Lancé en 2017 par M. Macron et la chancelière allemande Angela Merkel, rejoint par l’Espagne deux ans plus tard, le SCAF est un système qui comprend un avion et des drones reliés entre eux par un système de communication numérique innovant, « un cloud de combat ».
Censé constituer l’épine dorsale de la puissance aérienne des Français et des Allemands à partir des années 2040, le Système de Combat Aérien du Futur (SCAF) devait remplacer à long terme l’Eurofighter Typhoon en Allemagne et le Rafale de Dassault en France.
– Bagarre –
Mais la bagarre faisait rage entre Dassault (représentant la France dans le projet) et son partenaire Airbus (agissant pour le compte de l’Allemagne et de l’Espagne).

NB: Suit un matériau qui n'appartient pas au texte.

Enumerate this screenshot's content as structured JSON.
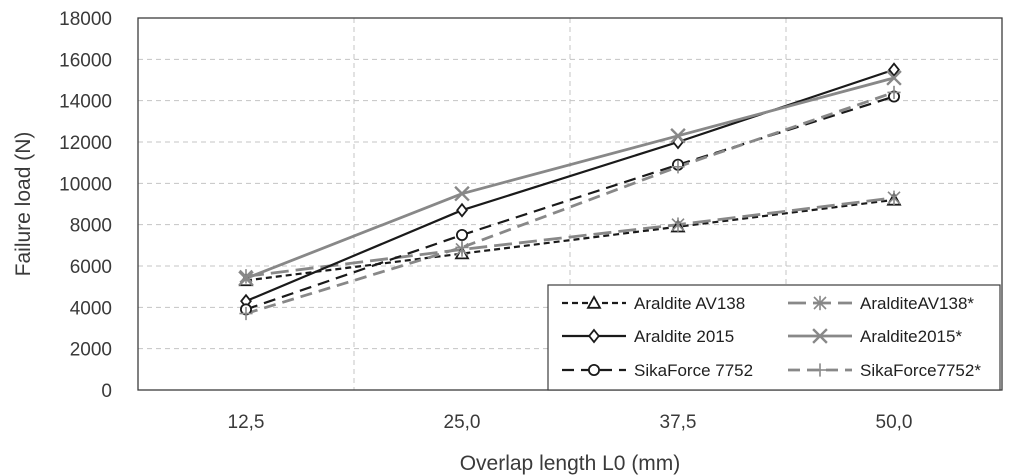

Dassault Aviation réclamait le leadership dans le projet, refusant d’être simplement l’un des « co-co-co » face à Airbus.
Selon les accords existants, la France, l’Allemagne et l’Espagne devaient participer au développement chacune à hauteur d’un tiers.

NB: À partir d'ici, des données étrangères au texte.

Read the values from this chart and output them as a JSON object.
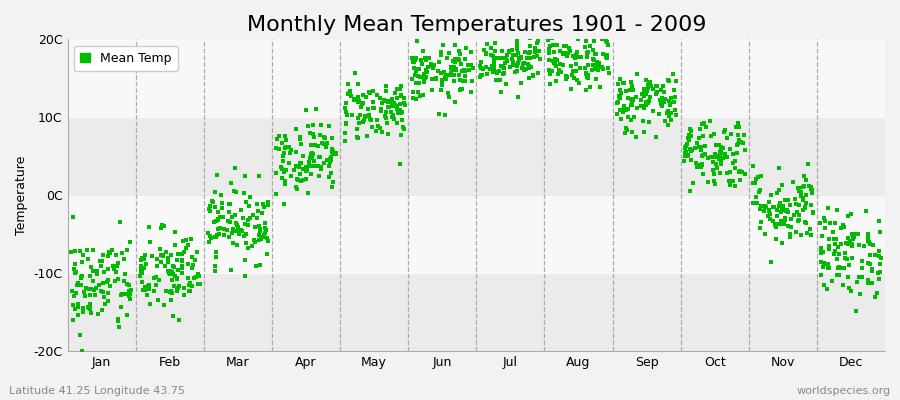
{
  "title": "Monthly Mean Temperatures 1901 - 2009",
  "ylabel": "Temperature",
  "bottom_left": "Latitude 41.25 Longitude 43.75",
  "bottom_right": "worldspecies.org",
  "legend_label": "Mean Temp",
  "marker_color": "#00bb00",
  "marker": "s",
  "marker_size": 3.5,
  "ylim": [
    -20,
    20
  ],
  "yticks": [
    -20,
    -10,
    0,
    10,
    20
  ],
  "ytick_labels": [
    "-20C",
    "-10C",
    "0C",
    "10C",
    "20C"
  ],
  "months": [
    "Jan",
    "Feb",
    "Mar",
    "Apr",
    "May",
    "Jun",
    "Jul",
    "Aug",
    "Sep",
    "Oct",
    "Nov",
    "Dec"
  ],
  "monthly_means": [
    -11.5,
    -10.0,
    -3.5,
    5.0,
    11.0,
    15.5,
    17.5,
    17.0,
    12.0,
    5.5,
    -1.5,
    -7.5
  ],
  "monthly_stds": [
    3.2,
    2.8,
    2.5,
    2.3,
    2.0,
    1.8,
    1.7,
    1.8,
    2.0,
    2.3,
    2.5,
    2.8
  ],
  "n_years": 109,
  "background_color": "#f2f2f2",
  "plot_bg": "#ffffff",
  "band_colors": [
    "#ebebeb",
    "#f8f8f8"
  ],
  "grid_color": "#999999",
  "title_fontsize": 16,
  "label_fontsize": 9,
  "tick_fontsize": 9,
  "random_seed": 42
}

L’abandon du projet devrait porter un coup aux efforts des pays européens visant à coopérer plus étroitement en matière de défense et à présenter un front uni alors qu’ils sont confrontés à une Russie hostile et à la dégradation de leurs relations avec les États-Unis.
En dépit de la décision de renoncer à l’avion de combat commun, le gouvernement allemand a insisté pour que d’autres volets du projet continuent.
Il a ainsi affirmé que « le véritable noyau du SCAF doit être poursuivi en tant que système de systèmes européen ».
– Système nerveux –
« Il s’agit en quelque sorte du système nerveux qui relie les avions, les drones et d’autres composants pour former un ensemble intégré », ajoute-t-il.
Il précise que les ministères français et allemand de la Défense « doivent formuler un plan de travail commun et contemporain pour la coopération dans l’industrie de défense, concentré sur quelques projets réalistes et pertinents », lors du conseil des ministres franco-allemand en Allemagne en juillet.
Au début de l’année, Airbus avait évoqué la possibilité d’une solution à deux avions de combat pour tenter de sortir de l’ornière.
Avec l’abandon du projet, reste à savoir si Airbus se tournera vers d’autres partenaires.
La possibilité pour Airbus de s’associer à l’Italie, au Royaume-Uni et au Japon qui développent un autre projet(GCAP, Global Combat Air Programme) semble peu probable.
Malgré des coûts en hausse et des interrogations sur son financement, ce programme est déjà largement structuré, laissant peu de place à un nouvel acteur de poids comme l’Allemagne.
Une autre possibilité serait un partenariat avec le suédois Saab, avec lequel la direction d’Airbus a une « bonne relation ». Mais cette option est peu probable, selon un expert, car « les Suédois font des petits avions alors que les Allemands veulent plutôt un gros avion ».